Non minori furono le
fatiche nell'Autunno, e Inverno susseguente. Anche il Re volle esser a parte
delle fatiche de' nostri Missionarj. Persuaso del gran profitto, che ritraevasi
colle Missioni, coadiuvava anche egli i Popoli a poterne profittare. volle, con suo dispaccio, che fatta si fosse a propria spesa. Altri siti Reali, anche chiesero, ed ottennero lo stesso: così in seguito volle ancora i nostri Padri nella sua Real Caccia di Persano; ma sempre con suo interesse, e con tutta soddisfazione del suo Real cuore. Anche il Marchese Brancone persuaso del gran bene, che colle Missioni operava, spesso spesso soccorrevalo con abbondanti limosine, ed animavalo ad operare; e tanti Vescovi zelanti considerando la povertà della Congregazione anche coadjuvavano Alfonso, volendo le Missioni a loro interesse. Erano tali però le richieste per ogni dove, che differivansi ad altro anno, non potendosi tutti soddisfare.
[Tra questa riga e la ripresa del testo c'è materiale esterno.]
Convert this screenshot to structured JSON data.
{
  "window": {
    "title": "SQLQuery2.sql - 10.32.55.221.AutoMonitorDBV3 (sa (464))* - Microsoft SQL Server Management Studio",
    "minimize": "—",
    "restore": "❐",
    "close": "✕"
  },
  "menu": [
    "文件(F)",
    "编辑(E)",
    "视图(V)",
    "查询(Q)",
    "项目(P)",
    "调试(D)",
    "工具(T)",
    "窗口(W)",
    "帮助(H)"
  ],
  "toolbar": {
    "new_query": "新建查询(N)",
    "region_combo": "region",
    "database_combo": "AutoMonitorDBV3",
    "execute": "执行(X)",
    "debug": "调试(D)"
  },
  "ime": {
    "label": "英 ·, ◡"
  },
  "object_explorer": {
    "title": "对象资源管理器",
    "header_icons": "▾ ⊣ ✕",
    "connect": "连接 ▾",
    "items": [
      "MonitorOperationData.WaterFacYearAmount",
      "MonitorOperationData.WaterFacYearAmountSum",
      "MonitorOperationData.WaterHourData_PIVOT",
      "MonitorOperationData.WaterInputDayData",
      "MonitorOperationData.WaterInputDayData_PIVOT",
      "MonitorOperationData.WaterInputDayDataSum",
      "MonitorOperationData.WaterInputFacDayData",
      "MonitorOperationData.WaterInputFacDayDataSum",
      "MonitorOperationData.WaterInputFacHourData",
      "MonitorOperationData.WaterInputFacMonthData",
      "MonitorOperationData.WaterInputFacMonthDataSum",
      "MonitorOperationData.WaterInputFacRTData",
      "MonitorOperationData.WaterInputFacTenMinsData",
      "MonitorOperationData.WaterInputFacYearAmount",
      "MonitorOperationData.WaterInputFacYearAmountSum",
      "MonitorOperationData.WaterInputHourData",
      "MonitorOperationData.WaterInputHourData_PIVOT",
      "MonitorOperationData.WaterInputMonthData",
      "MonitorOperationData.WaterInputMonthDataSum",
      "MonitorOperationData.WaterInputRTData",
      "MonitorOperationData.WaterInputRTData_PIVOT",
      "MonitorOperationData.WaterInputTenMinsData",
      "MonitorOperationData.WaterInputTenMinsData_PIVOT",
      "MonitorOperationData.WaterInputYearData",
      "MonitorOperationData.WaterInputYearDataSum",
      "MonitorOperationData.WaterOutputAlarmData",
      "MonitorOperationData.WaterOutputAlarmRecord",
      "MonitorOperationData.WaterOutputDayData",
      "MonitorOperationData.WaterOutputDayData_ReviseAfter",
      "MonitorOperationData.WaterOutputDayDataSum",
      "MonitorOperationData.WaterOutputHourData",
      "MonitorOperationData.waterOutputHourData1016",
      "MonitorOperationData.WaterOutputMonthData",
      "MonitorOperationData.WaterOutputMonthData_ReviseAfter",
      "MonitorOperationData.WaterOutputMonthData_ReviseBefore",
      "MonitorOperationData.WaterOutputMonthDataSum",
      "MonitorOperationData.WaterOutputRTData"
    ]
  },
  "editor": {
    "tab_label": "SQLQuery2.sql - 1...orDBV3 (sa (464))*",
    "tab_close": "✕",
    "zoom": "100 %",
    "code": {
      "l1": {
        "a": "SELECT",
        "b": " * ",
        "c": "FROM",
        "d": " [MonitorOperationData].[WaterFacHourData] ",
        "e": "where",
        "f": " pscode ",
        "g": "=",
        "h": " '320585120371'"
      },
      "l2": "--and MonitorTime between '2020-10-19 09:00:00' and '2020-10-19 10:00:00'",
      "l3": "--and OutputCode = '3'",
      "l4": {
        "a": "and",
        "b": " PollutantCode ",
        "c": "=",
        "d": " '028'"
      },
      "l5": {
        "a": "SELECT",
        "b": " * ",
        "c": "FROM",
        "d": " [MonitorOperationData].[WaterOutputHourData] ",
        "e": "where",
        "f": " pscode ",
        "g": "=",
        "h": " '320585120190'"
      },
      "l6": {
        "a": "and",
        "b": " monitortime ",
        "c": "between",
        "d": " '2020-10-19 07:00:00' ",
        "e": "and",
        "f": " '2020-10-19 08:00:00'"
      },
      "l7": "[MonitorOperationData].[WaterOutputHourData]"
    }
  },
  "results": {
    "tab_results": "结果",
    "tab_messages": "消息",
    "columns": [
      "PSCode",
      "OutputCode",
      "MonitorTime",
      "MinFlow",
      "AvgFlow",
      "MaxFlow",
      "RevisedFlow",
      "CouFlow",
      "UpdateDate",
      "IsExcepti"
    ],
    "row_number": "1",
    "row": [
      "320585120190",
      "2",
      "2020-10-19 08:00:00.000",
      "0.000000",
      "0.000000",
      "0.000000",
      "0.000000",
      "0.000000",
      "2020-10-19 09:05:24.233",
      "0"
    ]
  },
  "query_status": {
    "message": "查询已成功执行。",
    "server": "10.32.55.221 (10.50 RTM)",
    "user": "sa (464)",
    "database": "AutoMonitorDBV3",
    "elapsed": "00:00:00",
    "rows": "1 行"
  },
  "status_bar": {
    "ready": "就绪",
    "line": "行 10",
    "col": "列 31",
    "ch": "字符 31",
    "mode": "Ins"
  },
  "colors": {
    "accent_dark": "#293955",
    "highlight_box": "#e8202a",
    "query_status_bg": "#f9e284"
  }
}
Godeva Alfonso per questi tanti progressi delle Missioni in tutte le Case, sotto la protezione del Principe, e godeva il religiosissimo Re Carlo, venendo ragguagliato del tanto bene, che dai nostri si operava nelle Provincie. Grande era il profitto colle Missioni, e maggiore era quello, che coi santi Esercizj si operava nelle Case. Fatto noto nelle
Provincie il Dispaccio del 1752; e la stima, che il Re faceva di Alfonso, e
dell'Opera, e 'l tenue sostentamento, che erasi fissato a' Missionarj, non ci
era Diocesi, per così dire, che non volesse a suo bene una Casa de' nostri;
anzi facevasi a gara dalle Popolazioni, per chi goder doveva sì grande
beneficio. Continue erano le suppliche al Real Trono. Quest'istesso consolava il Re Carlo, vedendo un'Opera da esso protetta, così applaudita generalmente da' Popoli, e da' Vescovi. Non faceva premura Alfonso, non avendo tanti soggetti a poter stabilire in altre Case l'osservanza domestica; nè così volentieri condiscendeva il Re, avendo in contrario la Città, ed il Ministero, non così portati per altre Case Religiose. Tanti proponevano la soppressione di qualche Conventino: il Re non sarebbe stato alieno; ma Alfonso fu sempre in contrario, non volendo esser di amarezza a tanti rispettivi, ma rispettabili Regolari.
Troppo sensibile fu per Alfonso in quest'anno la morte del P. Cafora sortita in Caposele ai tredici del mese di Agosto. Amavalo Alfonso e stimavalo estremamente, come esemplare di eroica santità. Uomo inimico di se stesso, non davasene una per vinta. Indefesso nell'operare, spronava col suo esempio anche gli altri a sacrificarli per Iddio, e per le Anime. L'orazione, e la mortificazione in esso non si viddero mai discompagnate. Bastava guardarlo per raccogliersi e compungersi. Tutto per edificazione nel Cafora. Alfonso avevalo come un sostegno, de più principali della Congregazione; non si appartava da suoi consigli, e come dissi, specialmente regolavasi con esso nelle cose di sua coscienza. Che non fece per ottenerli da Dio prolungata la vita: orazioni, e preghiere intimò per tutte le case, e fuori di queste incompensollo ancora a varj Monisteri di sacre Vergini. Sortita la morte, adorando egli i divini giudizi, espresse i sentimenti del proprio cuore in quella sua, ma celebre canzone fu la volontà di Dio, ed in seguito anche diede fuori un compendio della di lui Vita.